Ahora bien, los argumentos de Hart frente a realismo y formalismo dejan un problema pendiente: ¿cómo justificar entonces si el caso particular pertenece o no al supuesto de hecho de la norma jurídica? En los casos difíciles, Hart descartaba una solución que recurriera a un razonamiento moral objetivo fundado en principios y valores. Esta exclusión es comprensible desde la mencionada concepción positivista del derecho de Hart, siempre interesada en aislar la discusión jurídica de la discusión moral. También es comprensible si tenemos en cuenta que el derecho inglés, la tradición desde la que escribe Hart, carece de una constitución escrita, receptáculo habitual de principios y valores morales. Hart no solo excluye una solución moral objetiva, sino que, además, se muestra escéptico sobre su existencia: no cree que podamos justificar racionalmente que un juicio o regla moral sea la solución moral objetivamente correcta a un problema2; y, si varios principios o valores morales entran en conflicto, tampoco cree que podamos jerarquizarlos o ponerlos en orden justificadamente3. La consecuencia es que, en los casos difíciles, la caja de herramientas se ha agotado, y la prescripción de Hart es que los jueces resuelvan estos casos discrecionalmente, según su propio criterio. De ese modo, los jueces ejercen en estos casos una labor genuinamente creadora, y las razones o motivos que aducen son innovaciones genuinas fundadas en su autoridad.

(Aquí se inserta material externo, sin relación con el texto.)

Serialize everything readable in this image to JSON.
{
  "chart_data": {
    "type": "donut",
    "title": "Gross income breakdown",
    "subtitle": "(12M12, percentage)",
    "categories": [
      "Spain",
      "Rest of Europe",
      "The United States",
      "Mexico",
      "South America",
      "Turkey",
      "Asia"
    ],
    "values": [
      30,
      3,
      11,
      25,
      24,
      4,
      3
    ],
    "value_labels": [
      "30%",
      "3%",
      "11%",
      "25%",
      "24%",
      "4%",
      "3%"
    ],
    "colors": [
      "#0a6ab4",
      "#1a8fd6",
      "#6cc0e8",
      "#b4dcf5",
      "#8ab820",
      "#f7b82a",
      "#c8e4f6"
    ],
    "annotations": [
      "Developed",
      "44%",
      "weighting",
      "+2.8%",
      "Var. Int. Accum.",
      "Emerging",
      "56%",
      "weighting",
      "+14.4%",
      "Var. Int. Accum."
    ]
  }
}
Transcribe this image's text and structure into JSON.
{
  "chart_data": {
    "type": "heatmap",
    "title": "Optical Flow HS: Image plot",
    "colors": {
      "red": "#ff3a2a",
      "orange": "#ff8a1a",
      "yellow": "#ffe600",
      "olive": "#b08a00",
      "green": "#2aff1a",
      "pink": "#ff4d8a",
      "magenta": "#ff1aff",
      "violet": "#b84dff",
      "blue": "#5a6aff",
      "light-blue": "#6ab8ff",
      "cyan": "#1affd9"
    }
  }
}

Los presupuestos teóricos de Hart parecen empujar su concepción del razonamiento judicial no a la superación que pretendía, sino a una mezcla heterogénea de formalismo y realismo: se presume el modelo formalista en los casos claros y el realista en los difíciles. Hart discreparía enérgicamente de esta lectura, en especial de su adscripción a las tesis realistas en los casos difíciles: entre otros argumentos, no dejaría de observarnos que la discreción no implica cerrar los libros de derecho, ni la búsqueda de guías y de patrones que respalden el veredicto. Sin embargo, también los realistas contemplaban que el juez emprendería una tarea de convencimiento y persuasión de la justicia del fallo. Lo fundamental es que, en Hart y los realistas, este fallo no se concibe como la conclusión de un razonamiento, sino como una solución particular y subjetiva que no vincula normativamente a jueces posteriores.
Como he insinuado, el mundo de Hart es un mundo en el que los juristas no están obligados a razonar, jerarquizar o poner en orden valores o principios morales. El problema es que aquel mundo ya no es el nuestro.
3.- El contexto de un Estado constitucional.
Los Estados de nuestro contexto cultural están dotados de una constitución escrita que declara principios y valores fundamentales. La característica fundamental de las constituciones contemporáneas es que estos principios y valores son normas justiciables: es posible plantear reclamaciones jurídicas fundadas directa y suficientemente en dichos principios, y no en las leyes que los desarrollan. Además de normas justiciables, algunos de estos principios son distinguidos como las normas de máxima jerarquía del ordenamiento jurídico: una ley del parlamento que vulnerase dichos principios debería ser anulada por la jurisdicción oportuna. La tendencia de los Estados a adherirse a tratados internacionales pródigos en declaraciones de principios y derechos fundamentales ha radicalizado este proceso de “principialización” de los sistemas jurídicos.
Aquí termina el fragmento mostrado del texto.